C'est une miniature de la Corée, pays factice dans le décor clinquant de Séoul, le souci d'apparence des mannequins, contre la solitude des frontières hérissées de barbelés avec le voisin du Nord, la présence de Japonais, et des personnages ou décors d'arrière-cuisines avec déchets de poulpes dans un seau, ou des femmes avec bandages sur le visage…
Mais restons dans ce huis clos des deux protagonistes : Cette narratrice, non nommée, s'intéresse au visiteur inattendu : on le déduit des notations qu'elle fait de sa présence, de ses absences, de leurs rencontres imprévues - ou préméditées. Rejetés, les personnages secondaires, souvent rabroués ou que les comportements brusques de la jeune fille désavouent s'ils se montrent attentionnés ou intrusifs.
Elisa Dusapin pratique une écriture silencieuse ; les gestes, et les objets servent de révélateurs des humeurs, voire des attentes de la jeune fille.
Ses interrogations traduisent ses espoirs déçus, et les différentes étapes d'une carte du Tendre de son âge et de sa culture, sinon de sa condition.
Son regard, parfois indiscret, reste fixé sur le personnage de Kerrand, un homme silencieux que les dessins révèlent tourmenté par sa vie passée, et hanté par l'échec.

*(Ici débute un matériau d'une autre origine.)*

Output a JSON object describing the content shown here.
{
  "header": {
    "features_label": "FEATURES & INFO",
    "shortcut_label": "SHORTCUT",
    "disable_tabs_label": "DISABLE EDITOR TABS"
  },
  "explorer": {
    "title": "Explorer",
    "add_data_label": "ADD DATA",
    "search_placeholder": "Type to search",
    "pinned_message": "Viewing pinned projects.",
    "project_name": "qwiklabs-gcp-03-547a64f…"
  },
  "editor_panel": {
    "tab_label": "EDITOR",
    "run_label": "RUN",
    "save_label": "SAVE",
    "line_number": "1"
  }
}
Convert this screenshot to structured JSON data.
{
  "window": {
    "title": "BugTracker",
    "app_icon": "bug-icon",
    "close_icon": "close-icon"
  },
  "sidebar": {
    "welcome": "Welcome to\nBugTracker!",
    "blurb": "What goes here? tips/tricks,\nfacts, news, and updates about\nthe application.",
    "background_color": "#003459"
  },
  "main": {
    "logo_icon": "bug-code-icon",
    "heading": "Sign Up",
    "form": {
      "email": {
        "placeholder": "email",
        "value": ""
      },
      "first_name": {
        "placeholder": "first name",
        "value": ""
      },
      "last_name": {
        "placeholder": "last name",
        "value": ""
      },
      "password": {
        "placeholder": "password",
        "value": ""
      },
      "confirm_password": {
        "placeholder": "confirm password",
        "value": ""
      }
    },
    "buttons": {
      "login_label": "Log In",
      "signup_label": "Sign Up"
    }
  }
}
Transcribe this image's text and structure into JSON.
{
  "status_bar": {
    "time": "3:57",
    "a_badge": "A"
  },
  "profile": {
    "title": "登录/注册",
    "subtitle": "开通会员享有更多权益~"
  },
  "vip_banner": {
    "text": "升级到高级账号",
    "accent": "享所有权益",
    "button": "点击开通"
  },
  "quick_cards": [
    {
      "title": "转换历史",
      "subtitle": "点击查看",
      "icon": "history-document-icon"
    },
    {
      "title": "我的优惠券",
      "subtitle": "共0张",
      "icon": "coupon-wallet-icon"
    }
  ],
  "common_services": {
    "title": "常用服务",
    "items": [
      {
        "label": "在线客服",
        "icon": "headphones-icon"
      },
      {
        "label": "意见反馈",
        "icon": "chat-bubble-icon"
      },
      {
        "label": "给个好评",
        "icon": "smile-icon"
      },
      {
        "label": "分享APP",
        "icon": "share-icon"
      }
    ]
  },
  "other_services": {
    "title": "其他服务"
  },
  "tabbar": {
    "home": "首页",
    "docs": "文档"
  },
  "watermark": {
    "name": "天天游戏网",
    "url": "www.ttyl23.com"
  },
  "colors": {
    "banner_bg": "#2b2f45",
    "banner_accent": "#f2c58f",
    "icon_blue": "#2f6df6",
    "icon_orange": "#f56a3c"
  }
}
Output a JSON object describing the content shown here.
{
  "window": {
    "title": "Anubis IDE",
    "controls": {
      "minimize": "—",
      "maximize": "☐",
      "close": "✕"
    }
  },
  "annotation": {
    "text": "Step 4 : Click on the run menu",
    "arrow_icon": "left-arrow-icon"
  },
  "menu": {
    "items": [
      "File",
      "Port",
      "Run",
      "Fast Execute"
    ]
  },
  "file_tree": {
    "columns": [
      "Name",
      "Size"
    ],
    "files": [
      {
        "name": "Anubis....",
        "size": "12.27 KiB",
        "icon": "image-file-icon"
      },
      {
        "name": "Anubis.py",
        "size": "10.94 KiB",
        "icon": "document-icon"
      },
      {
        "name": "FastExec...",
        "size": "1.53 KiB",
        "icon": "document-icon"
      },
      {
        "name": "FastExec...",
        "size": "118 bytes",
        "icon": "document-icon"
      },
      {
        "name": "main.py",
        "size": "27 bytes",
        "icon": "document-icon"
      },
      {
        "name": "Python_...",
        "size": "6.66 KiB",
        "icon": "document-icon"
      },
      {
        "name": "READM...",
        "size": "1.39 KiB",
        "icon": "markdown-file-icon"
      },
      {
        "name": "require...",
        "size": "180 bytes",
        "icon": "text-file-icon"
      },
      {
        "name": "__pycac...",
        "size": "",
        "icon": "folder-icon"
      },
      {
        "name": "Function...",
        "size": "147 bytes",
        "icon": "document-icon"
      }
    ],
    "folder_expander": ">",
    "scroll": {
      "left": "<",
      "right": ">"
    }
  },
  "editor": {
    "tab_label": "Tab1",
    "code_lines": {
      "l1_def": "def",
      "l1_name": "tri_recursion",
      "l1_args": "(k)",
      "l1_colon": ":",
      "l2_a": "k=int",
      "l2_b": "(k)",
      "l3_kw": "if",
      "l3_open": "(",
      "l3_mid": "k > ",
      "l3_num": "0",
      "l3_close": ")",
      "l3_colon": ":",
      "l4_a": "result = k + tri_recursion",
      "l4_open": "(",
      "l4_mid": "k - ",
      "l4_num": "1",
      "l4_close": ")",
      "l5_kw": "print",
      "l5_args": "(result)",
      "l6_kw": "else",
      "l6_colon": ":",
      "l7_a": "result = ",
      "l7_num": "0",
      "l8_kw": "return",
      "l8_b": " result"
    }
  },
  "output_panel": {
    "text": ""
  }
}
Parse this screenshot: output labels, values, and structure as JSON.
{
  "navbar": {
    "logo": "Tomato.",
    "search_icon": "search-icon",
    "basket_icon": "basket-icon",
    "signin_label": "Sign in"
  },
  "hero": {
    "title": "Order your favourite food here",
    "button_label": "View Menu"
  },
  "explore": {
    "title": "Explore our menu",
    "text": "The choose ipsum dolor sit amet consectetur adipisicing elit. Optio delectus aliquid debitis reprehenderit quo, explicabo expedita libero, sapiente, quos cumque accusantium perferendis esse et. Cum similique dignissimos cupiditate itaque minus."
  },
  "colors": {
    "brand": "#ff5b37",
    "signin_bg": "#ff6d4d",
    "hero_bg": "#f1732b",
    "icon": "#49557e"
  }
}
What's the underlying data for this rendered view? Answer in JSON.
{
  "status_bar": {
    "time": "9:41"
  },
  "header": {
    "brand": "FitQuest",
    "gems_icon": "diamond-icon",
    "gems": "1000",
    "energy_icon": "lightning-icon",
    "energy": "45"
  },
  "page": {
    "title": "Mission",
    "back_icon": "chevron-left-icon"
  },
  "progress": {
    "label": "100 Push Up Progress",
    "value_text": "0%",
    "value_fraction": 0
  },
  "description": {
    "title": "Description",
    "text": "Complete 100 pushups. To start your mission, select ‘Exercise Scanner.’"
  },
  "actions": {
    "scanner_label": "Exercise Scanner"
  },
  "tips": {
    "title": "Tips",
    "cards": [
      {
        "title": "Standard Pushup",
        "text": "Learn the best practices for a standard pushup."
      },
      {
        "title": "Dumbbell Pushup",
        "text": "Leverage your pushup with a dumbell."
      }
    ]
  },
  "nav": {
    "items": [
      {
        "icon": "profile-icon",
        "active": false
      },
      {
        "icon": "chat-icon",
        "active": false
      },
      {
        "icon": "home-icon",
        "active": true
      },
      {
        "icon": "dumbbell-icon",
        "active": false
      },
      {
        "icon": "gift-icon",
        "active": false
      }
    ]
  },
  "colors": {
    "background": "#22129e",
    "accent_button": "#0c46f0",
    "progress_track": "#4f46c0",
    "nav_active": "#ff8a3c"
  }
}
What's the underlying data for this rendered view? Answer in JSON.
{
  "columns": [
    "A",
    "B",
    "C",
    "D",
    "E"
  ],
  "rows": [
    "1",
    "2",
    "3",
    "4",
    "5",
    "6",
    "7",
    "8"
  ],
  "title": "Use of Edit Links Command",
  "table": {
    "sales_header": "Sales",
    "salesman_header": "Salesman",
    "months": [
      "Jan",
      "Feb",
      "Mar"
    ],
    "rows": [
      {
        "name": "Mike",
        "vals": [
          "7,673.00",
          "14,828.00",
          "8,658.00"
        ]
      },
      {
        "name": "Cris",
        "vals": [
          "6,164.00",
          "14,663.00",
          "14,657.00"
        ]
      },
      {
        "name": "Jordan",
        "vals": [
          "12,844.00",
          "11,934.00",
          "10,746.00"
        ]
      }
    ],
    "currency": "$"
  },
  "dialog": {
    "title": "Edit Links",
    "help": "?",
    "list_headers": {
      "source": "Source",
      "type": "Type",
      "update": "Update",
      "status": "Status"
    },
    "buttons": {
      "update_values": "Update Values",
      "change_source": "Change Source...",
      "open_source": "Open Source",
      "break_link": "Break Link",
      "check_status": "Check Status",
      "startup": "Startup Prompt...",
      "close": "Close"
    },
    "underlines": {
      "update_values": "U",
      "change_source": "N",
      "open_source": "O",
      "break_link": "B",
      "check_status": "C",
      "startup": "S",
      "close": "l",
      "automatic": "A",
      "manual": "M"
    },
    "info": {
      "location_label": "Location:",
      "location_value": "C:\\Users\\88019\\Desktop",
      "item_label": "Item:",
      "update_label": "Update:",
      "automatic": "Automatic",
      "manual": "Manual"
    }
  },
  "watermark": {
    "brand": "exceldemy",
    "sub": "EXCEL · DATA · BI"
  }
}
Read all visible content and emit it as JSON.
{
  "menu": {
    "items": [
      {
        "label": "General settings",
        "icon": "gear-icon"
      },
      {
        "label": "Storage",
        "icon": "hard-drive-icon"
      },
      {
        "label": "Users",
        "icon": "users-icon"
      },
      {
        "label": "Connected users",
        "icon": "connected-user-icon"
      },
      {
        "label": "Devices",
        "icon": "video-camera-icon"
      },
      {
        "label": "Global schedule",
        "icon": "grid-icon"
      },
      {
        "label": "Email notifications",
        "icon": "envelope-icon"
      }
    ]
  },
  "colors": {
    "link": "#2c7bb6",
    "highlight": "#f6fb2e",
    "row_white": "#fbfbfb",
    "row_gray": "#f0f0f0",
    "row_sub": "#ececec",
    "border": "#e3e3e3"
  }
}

Au lecteur de combler les vides, de saisir les sentiments ébauchés, les aveux implicites, les réticences. Certaines scènes sont à comparer aux dessins inaboutis, mais à valeur sentimentale ou symbolique ; tel portrait se retrouve froissé dans une corbeille, tel dessin représente un cadeau ou une invitation. Mélancolie et ennui teintent le récit d'une aura romantique désabusée.
La tentation d'une vie ailleurs, et une fuite impossible rapprochent les deux personnages dont la communication reste trébuchante, au risque de l‘image de l'encre chez les deux personnages, elle détruit les dessins et rend la nourriture indigeste ou impropre.
J'ai bien aimé la délicatesse de touche de ce récit, très classique par la litote et la subtilité des notations, et qui s'achève sur des détails symboliques : traces encore présentes dans la neige, et une cicatrice sur un corps.
"Hiver à Sokcho" se situe dans la lignée des romans classiques, y compris « le silence de la mer », heureusement tonifié par le décor et la nourriture qui enracinent son originalité.